Holts' long-eared bat
- Conservation status: Least Concern (IUCN 3.1)

Scientific classification
- Kingdom: Animalia
- Phylum: Chordata
- Class: Mammalia
- Order: Chiroptera
- Family: Vespertilionidae
- Genus: Nyctophilus
- Species: N. holtorum
- Binomial name: Nyctophilus holtorum Parnaby, King, and Eldridge, 2021

= Holts' long-eared bat =

- Authority: Parnaby, King, and Eldridge, 2021
- Conservation status: LC

Species of bat

The Holts' long-eared bat (Nyctophilus holtorum) is a species of bat in the family Vespertilionidae. It is endemic to Australia, where it is only found in the southwestern corner of Western Australia.

It was formerly confused with Gould's long-eared bat (N. gouldi), but a 2021 study described it as a distinct species. It closely resembles N. gouldi, but differs genetically, and the anterior of its braincase is more laterally inflated, along with a shorter overall skull. It is sympatric with the western long-eared bat (N. major) and lesser long-eared bat (N. geoffroyi).

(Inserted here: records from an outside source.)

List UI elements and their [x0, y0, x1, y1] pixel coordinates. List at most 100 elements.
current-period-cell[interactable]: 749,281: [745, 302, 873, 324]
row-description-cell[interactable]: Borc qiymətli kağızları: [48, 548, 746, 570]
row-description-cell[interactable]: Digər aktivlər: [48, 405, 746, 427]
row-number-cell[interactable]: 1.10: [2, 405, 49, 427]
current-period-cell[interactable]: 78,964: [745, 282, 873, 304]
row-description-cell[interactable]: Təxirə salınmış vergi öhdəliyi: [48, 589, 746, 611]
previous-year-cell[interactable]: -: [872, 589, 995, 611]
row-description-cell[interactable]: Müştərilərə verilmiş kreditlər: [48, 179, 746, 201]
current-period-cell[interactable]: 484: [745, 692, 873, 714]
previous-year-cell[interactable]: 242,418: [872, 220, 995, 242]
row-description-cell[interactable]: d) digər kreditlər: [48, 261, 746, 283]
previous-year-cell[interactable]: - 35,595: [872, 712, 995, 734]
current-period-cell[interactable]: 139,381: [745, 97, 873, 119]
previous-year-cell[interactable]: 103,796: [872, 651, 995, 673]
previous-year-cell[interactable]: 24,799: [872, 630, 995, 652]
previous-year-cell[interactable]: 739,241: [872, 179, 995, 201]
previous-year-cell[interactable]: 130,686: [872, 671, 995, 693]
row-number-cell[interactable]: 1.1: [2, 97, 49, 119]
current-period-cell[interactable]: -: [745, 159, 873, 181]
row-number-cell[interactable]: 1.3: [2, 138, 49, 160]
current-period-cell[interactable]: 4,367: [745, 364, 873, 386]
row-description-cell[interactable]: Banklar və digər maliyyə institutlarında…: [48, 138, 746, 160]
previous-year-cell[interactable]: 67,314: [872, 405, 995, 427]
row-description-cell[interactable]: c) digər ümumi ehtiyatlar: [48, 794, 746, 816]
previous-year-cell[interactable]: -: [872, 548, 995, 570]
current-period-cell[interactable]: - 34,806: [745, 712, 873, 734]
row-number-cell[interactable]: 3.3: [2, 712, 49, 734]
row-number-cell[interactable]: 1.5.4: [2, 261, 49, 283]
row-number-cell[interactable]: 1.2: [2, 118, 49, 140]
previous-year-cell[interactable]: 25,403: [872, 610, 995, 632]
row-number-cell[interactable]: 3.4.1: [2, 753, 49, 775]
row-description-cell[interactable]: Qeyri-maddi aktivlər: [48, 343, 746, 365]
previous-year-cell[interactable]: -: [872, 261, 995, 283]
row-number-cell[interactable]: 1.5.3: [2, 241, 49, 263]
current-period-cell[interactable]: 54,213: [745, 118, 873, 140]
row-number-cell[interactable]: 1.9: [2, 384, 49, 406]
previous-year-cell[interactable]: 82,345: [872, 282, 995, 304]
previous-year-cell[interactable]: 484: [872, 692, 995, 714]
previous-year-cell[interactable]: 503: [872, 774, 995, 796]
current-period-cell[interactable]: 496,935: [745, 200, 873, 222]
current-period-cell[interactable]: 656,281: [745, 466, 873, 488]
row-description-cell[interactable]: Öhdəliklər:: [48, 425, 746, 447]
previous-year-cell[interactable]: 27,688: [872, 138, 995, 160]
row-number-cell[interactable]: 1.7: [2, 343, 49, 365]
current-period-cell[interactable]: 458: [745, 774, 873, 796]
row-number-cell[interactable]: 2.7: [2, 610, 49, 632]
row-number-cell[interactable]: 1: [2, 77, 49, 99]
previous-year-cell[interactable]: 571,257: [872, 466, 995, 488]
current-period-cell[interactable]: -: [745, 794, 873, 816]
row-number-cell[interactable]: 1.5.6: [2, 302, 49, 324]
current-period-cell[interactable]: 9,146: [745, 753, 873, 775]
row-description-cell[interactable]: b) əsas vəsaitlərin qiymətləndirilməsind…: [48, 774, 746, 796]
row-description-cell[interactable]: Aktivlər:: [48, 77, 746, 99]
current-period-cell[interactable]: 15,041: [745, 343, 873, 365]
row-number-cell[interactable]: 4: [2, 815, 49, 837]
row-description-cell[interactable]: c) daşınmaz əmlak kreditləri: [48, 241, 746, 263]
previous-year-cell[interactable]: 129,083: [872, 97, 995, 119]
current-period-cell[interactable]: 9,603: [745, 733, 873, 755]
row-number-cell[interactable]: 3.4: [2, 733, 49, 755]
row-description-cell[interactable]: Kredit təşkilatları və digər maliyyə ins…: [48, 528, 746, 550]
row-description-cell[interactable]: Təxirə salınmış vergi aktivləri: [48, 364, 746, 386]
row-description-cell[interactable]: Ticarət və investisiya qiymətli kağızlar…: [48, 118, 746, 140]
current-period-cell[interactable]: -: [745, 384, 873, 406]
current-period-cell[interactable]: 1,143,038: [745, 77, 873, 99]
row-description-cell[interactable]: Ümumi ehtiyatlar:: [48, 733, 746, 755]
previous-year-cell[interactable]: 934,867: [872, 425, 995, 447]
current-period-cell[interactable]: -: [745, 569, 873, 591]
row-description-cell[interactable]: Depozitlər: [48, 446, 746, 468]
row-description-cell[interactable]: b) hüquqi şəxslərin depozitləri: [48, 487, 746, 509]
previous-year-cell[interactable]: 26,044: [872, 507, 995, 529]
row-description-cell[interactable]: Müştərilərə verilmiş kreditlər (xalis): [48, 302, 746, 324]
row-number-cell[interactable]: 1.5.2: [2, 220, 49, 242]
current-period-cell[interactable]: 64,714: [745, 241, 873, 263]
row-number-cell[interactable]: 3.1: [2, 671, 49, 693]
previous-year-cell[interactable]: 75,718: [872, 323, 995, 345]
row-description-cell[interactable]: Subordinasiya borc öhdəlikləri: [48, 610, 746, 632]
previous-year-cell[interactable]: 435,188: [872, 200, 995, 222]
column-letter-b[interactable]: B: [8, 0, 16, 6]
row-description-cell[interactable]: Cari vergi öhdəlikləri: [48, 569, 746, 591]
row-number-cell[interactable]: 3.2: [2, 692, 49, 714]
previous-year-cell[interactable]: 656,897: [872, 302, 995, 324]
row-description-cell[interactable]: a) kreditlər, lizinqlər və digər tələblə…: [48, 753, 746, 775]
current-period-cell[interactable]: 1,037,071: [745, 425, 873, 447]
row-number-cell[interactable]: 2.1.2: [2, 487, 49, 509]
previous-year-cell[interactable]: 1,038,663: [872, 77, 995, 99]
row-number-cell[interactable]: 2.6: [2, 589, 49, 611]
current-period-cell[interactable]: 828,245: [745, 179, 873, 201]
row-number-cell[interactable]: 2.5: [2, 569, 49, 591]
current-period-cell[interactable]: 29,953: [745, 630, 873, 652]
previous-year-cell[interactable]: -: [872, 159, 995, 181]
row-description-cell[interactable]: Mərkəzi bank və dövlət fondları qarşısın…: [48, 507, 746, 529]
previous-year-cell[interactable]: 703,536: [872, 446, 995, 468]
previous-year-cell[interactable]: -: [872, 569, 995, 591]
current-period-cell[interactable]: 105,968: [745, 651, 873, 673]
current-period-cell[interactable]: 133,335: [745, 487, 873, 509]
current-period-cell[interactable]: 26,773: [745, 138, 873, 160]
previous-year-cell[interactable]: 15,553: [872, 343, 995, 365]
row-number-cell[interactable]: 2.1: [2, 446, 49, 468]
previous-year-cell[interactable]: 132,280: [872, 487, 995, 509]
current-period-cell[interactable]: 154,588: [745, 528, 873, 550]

It has a highly restricted range, perhaps the most restricted of any Australian Vespertilionidae. It is primarily found in taller marri (Corymbia calophylla) and jarrah (Eucalyptus marginata) forests with a dense shrubby understory. Habitats such as these have become threatened by heavy habitat destruction, increased frequency and intensity of bushfires, and an increasing drying trend in the area from climate change. One specimen was collected in the Australian Wheatbelt, an area that has since been cleared of almost all native vegetation, indicating that the species has likely already faced a heavy range contraction due to habitat conversion. Of the 26 locality records, only 6 are from after 1999, with these being concentrated in the Jarrah Forest and Warren bioregions. It is however unknown if this reflects a distributional decline or a decline in retention of voucher specimens. It has been proposed that the species at minimum qualifies for Vulnerable under the IUCN Red List requirements.

It was named after John Holt and Mary Holt for their support of Australian biodiversity conservation.